A cadeia que ninguém vê: quem garante que a prova digital não foi alterada?

A prova digital exige rastreabilidade para ser confiável, mas o Brasil ainda não dá consequência clara à quebra da cadeia de custódia.
A cadeia que ninguém vê: quem garante que a prova digital não foi alterada?

A integridade da prova digital, essencial no processo penal moderno, depende de técnicas de rastreabilidade como o código hash.
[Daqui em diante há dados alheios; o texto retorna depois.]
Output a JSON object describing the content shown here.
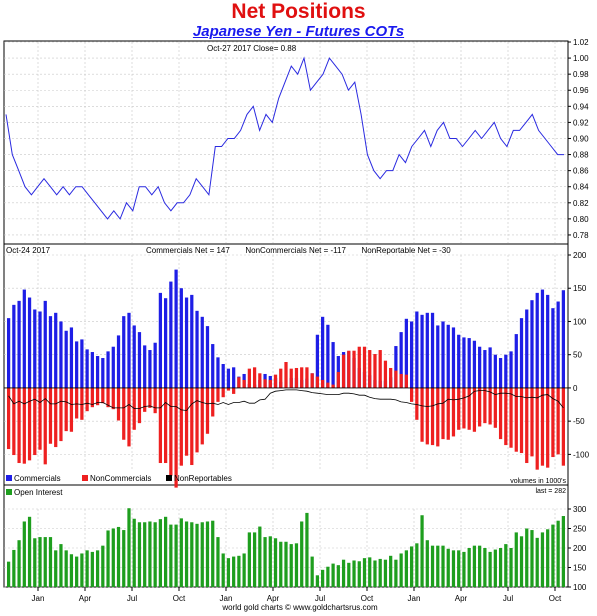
{
  "title": "Net Positions",
  "subtitle": "Japanese Yen - Futures COTs",
  "footer": "world gold charts © www.goldchartsrus.com",
  "colors": {
    "price_line": "#2a2ae0",
    "commercials": "#1e1ee6",
    "noncommercials": "#ee2020",
    "nonreportables": "#000000",
    "open_interest": "#1e9e1e",
    "grid": "#c8c8c8"
  },
  "chart_data": [
    {
      "type": "line",
      "panel": "price",
      "header": "Oct-27  2017    Close= 0.88",
      "ylim": [
        0.77,
        1.02
      ],
      "yticks": [
        "1.02",
        "1.00",
        "0.98",
        "0.96",
        "0.94",
        "0.92",
        "0.90",
        "0.88",
        "0.86",
        "0.84",
        "0.82",
        "0.80",
        "0.78"
      ],
      "grid": true,
      "values": [
        0.93,
        0.88,
        0.86,
        0.84,
        0.83,
        0.84,
        0.85,
        0.84,
        0.83,
        0.84,
        0.83,
        0.84,
        0.84,
        0.83,
        0.82,
        0.81,
        0.8,
        0.81,
        0.8,
        0.82,
        0.81,
        0.84,
        0.84,
        0.83,
        0.84,
        0.82,
        0.81,
        0.82,
        0.82,
        0.83,
        0.85,
        0.84,
        0.83,
        0.89,
        0.89,
        0.9,
        0.9,
        0.91,
        0.93,
        0.94,
        0.91,
        0.93,
        0.92,
        0.95,
        0.97,
        0.99,
        0.98,
        1.0,
        0.96,
        0.97,
        0.98,
        1.0,
        0.99,
        0.98,
        0.96,
        0.97,
        0.93,
        0.88,
        0.86,
        0.85,
        0.86,
        0.86,
        0.88,
        0.87,
        0.89,
        0.9,
        0.91,
        0.89,
        0.91,
        0.92,
        0.9,
        0.9,
        0.89,
        0.9,
        0.91,
        0.9,
        0.91,
        0.92,
        0.9,
        0.89,
        0.91,
        0.91,
        0.92,
        0.93,
        0.91,
        0.9,
        0.89,
        0.88,
        0.88
      ]
    },
    {
      "type": "bar",
      "panel": "net_positions",
      "header_date": "Oct-24  2017",
      "header_values": "Commercials Net = 147       NonCommercials Net = -117       NonReportable Net = -30",
      "ylim": [
        -125,
        200
      ],
      "yticks": [
        "200",
        "150",
        "100",
        "50",
        "0",
        "-50",
        "-100"
      ],
      "grid": true,
      "legend": [
        "Commercials",
        "NonCommercials",
        "NonReportables"
      ],
      "series": [
        {
          "name": "Commercials",
          "values": [
            105,
            125,
            131,
            148,
            136,
            118,
            115,
            131,
            108,
            113,
            100,
            86,
            91,
            70,
            73,
            58,
            54,
            48,
            45,
            55,
            62,
            79,
            108,
            113,
            94,
            84,
            64,
            57,
            68,
            143,
            135,
            160,
            178,
            150,
            136,
            140,
            116,
            107,
            93,
            66,
            46,
            36,
            29,
            31,
            17,
            21,
            6,
            5,
            12,
            21,
            18,
            15,
            9,
            0,
            15,
            15,
            12,
            14,
            22,
            80,
            107,
            95,
            69,
            48,
            54,
            55,
            45,
            30,
            24,
            19,
            12,
            11,
            11,
            16,
            63,
            84,
            104,
            100,
            115,
            110,
            113,
            113,
            94,
            100,
            95,
            91,
            80,
            76,
            75,
            71,
            62,
            57,
            61,
            50,
            45,
            50,
            55,
            81,
            105,
            118,
            132,
            143,
            148,
            140,
            120,
            130,
            147
          ]
        },
        {
          "name": "NonCommercials",
          "values": [
            -92,
            -101,
            -113,
            -114,
            -109,
            -101,
            -93,
            -115,
            -84,
            -89,
            -80,
            -65,
            -66,
            -46,
            -48,
            -35,
            -29,
            -26,
            -23,
            -29,
            -32,
            -49,
            -78,
            -88,
            -63,
            -53,
            -36,
            -30,
            -38,
            -113,
            -113,
            -132,
            -150,
            -117,
            -102,
            -116,
            -97,
            -85,
            -69,
            -43,
            -21,
            -14,
            -4,
            -9,
            16,
            12,
            29,
            31,
            22,
            13,
            12,
            20,
            29,
            39,
            29,
            30,
            31,
            31,
            22,
            17,
            12,
            8,
            5,
            24,
            50,
            56,
            56,
            62,
            62,
            57,
            51,
            57,
            41,
            30,
            26,
            21,
            20,
            -21,
            -48,
            -81,
            -85,
            -86,
            -88,
            -77,
            -78,
            -73,
            -63,
            -61,
            -63,
            -66,
            -58,
            -53,
            -55,
            -60,
            -77,
            -86,
            -90,
            -96,
            -98,
            -113,
            -103,
            -123,
            -117,
            -120,
            -104,
            -100,
            -117
          ]
        },
        {
          "name": "NonReportables",
          "values": [
            -12,
            -24,
            -20,
            -24,
            -20,
            -17,
            -22,
            -16,
            -24,
            -24,
            -20,
            -21,
            -25,
            -24,
            -25,
            -23,
            -25,
            -22,
            -22,
            -26,
            -30,
            -30,
            -30,
            -25,
            -31,
            -31,
            -28,
            -27,
            -30,
            -30,
            -22,
            -28,
            -28,
            -33,
            -34,
            -24,
            -19,
            -22,
            -24,
            -23,
            -25,
            -22,
            -25,
            -22,
            -22,
            -20,
            -23,
            -23,
            -18,
            -17,
            -8,
            -5,
            -4,
            -3,
            -3,
            -3,
            -4,
            -5,
            -7,
            -8,
            -9,
            -10,
            -10,
            -10,
            -8,
            -8,
            -9,
            -11,
            -11,
            -14,
            -16,
            -17,
            -17,
            -17,
            -18,
            -21,
            -22,
            -24,
            -25,
            -27,
            -28,
            -27,
            -24,
            -23,
            -17,
            -18,
            -17,
            -15,
            -12,
            -5,
            -4,
            -4,
            -6,
            -10,
            -8,
            -8,
            -9,
            -13,
            -13,
            -15,
            -14,
            -15,
            -11,
            -10,
            -16,
            -20,
            -30
          ]
        }
      ],
      "x_count": 107
    },
    {
      "type": "bar",
      "panel": "open_interest",
      "legend": [
        "Open Interest"
      ],
      "note_units": "volumes in 1000's",
      "note_last": "last = 282",
      "ylim": [
        100,
        300
      ],
      "yticks": [
        "300",
        "250",
        "200",
        "150",
        "100"
      ],
      "grid": true,
      "x_labels": [
        "Jan",
        "Apr",
        "Jul",
        "Oct",
        "Jan",
        "Apr",
        "Jul",
        "Oct",
        "Jan",
        "Apr",
        "Jul",
        "Oct"
      ],
      "series": [
        {
          "name": "Open Interest",
          "values": [
            165,
            195,
            220,
            268,
            280,
            225,
            228,
            228,
            228,
            194,
            210,
            194,
            184,
            178,
            186,
            194,
            190,
            194,
            206,
            245,
            250,
            254,
            246,
            302,
            275,
            266,
            266,
            268,
            266,
            274,
            280,
            260,
            260,
            276,
            268,
            266,
            262,
            266,
            268,
            270,
            228,
            186,
            174,
            178,
            180,
            186,
            240,
            240,
            255,
            228,
            230,
            225,
            216,
            216,
            210,
            212,
            268,
            290,
            178,
            130,
            144,
            152,
            160,
            156,
            170,
            162,
            168,
            166,
            174,
            176,
            168,
            172,
            170,
            180,
            170,
            186,
            194,
            204,
            212,
            284,
            220,
            206,
            206,
            206,
            198,
            194,
            194,
            190,
            200,
            206,
            206,
            200,
            190,
            196,
            200,
            210,
            200,
            240,
            230,
            250,
            246,
            226,
            240,
            248,
            260,
            270,
            282
          ]
        }
      ]
    }
  ]
}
Embora o Brasil possua uma legislação avançada sobre a cadeia de custódia, a ausência de sanções claras para o descumprimento leva a uma jurisprudência inconsistente e dificulta a defesa.

  • A prova digital pode ser alterada sem deixar vestígios visíveis, tornando a rastreabilidade fundamental.
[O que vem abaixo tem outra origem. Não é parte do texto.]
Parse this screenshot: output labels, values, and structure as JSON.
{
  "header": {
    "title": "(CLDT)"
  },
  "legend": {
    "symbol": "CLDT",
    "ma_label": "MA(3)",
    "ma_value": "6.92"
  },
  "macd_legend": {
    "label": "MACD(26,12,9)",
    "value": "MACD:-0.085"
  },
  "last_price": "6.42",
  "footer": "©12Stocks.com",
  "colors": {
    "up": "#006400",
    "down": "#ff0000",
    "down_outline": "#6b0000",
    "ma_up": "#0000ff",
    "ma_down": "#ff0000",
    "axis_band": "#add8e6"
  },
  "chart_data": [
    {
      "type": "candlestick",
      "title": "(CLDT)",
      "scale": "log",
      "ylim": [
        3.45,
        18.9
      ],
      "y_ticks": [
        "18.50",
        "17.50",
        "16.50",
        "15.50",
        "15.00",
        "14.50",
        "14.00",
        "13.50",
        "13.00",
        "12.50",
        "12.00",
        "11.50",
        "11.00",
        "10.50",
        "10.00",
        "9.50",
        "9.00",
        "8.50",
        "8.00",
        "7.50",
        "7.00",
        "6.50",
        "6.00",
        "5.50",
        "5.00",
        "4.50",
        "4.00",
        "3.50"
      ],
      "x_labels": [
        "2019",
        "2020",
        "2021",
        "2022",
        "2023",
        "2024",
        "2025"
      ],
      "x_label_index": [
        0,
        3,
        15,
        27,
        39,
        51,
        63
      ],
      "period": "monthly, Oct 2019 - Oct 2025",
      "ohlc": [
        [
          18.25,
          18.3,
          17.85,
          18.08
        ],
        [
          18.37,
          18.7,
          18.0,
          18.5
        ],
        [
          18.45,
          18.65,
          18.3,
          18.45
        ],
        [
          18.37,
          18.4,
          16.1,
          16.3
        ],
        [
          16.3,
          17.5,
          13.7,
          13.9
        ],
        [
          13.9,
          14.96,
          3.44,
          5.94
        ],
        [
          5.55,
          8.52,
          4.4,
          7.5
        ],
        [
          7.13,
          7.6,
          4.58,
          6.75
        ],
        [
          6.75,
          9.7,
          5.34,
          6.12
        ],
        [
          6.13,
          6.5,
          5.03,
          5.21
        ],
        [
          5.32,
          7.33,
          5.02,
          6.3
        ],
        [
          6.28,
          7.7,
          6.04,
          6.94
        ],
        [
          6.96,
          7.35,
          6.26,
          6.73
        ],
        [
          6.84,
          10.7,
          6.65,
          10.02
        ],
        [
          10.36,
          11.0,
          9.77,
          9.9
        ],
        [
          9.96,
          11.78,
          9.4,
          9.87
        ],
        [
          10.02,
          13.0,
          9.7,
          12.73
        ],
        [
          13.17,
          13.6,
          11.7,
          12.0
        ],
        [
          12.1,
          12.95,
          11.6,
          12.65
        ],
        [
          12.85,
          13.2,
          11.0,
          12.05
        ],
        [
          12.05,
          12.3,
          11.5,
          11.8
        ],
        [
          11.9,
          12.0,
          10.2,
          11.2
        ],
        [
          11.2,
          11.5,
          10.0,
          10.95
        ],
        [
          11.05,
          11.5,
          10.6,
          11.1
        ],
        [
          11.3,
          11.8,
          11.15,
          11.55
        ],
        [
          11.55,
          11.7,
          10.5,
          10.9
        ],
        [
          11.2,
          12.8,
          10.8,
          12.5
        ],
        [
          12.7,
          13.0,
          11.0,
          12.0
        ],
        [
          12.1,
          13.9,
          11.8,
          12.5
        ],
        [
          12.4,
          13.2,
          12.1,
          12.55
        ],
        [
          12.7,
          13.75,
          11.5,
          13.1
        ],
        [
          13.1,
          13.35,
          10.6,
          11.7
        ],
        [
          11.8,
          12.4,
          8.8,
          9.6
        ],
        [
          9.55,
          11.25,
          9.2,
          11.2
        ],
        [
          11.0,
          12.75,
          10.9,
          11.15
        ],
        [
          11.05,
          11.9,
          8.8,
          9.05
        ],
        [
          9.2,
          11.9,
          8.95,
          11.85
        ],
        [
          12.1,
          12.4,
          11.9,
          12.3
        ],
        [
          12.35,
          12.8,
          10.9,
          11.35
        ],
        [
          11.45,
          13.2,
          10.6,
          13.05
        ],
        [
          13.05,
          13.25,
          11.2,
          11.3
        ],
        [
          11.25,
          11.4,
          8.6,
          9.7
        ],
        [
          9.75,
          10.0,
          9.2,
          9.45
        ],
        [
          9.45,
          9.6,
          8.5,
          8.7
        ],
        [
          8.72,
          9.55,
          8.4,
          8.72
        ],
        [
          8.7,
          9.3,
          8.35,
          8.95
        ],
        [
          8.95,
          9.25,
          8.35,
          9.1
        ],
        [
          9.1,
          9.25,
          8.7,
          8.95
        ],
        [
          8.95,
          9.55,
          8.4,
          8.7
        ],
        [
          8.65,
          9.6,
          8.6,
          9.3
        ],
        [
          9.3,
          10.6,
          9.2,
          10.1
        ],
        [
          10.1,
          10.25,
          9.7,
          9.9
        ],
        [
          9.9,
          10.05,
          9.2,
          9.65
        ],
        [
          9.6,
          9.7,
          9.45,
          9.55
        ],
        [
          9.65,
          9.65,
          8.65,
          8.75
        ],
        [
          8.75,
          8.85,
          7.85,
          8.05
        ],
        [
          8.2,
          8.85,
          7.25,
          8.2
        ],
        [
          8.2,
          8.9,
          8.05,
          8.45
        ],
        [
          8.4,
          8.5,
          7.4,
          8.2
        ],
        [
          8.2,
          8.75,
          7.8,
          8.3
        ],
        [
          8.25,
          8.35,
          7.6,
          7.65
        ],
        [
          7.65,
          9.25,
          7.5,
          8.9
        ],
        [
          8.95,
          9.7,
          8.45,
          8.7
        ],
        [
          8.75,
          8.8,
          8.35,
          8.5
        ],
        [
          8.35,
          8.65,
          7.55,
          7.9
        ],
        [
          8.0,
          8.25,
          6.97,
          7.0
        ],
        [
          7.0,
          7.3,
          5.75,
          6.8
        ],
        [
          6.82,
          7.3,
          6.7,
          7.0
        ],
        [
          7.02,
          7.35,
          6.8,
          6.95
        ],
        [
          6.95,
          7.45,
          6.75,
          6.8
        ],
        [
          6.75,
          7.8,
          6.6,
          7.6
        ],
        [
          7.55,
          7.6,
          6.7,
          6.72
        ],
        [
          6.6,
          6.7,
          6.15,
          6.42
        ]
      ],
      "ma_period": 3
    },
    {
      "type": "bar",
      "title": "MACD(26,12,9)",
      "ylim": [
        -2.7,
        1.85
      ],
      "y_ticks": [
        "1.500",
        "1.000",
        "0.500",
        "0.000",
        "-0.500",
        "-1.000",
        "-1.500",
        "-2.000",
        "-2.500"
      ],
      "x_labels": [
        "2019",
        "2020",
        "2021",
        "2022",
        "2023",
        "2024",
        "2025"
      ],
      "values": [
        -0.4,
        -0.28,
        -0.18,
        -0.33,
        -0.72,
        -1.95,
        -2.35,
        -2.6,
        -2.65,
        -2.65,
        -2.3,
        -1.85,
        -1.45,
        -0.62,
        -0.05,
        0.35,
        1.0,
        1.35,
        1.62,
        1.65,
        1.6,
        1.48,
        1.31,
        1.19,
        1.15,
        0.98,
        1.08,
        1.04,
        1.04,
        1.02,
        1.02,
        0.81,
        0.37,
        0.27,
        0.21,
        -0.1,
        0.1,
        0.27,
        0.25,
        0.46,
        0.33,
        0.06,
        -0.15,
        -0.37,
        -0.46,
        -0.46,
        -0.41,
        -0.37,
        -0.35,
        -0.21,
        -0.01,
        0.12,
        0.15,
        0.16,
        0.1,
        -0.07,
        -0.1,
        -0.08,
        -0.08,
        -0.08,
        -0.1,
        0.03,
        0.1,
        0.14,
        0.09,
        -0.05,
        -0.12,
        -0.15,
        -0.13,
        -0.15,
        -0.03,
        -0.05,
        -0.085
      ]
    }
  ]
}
  • Normas internacionais e brasileiras (NBR ISO/IEC 27037) definem a aquisição e preservação de evidências digitais, usando o código hash para garantir a integridade.
  • A quebra da cadeia de custódia no Brasil, apesar da Lei 13.964/2019, carece de consequências legais claras, gerando insegurança jurídica.
  • O ônus de provar a adulteração recai indevidamente sobre a defesa, que muitas vezes não tem acesso à prova bruta.
  • A ausência de sanções efetivas para o descumprimento da cadeia de custódia transforma a lei em mero conselho.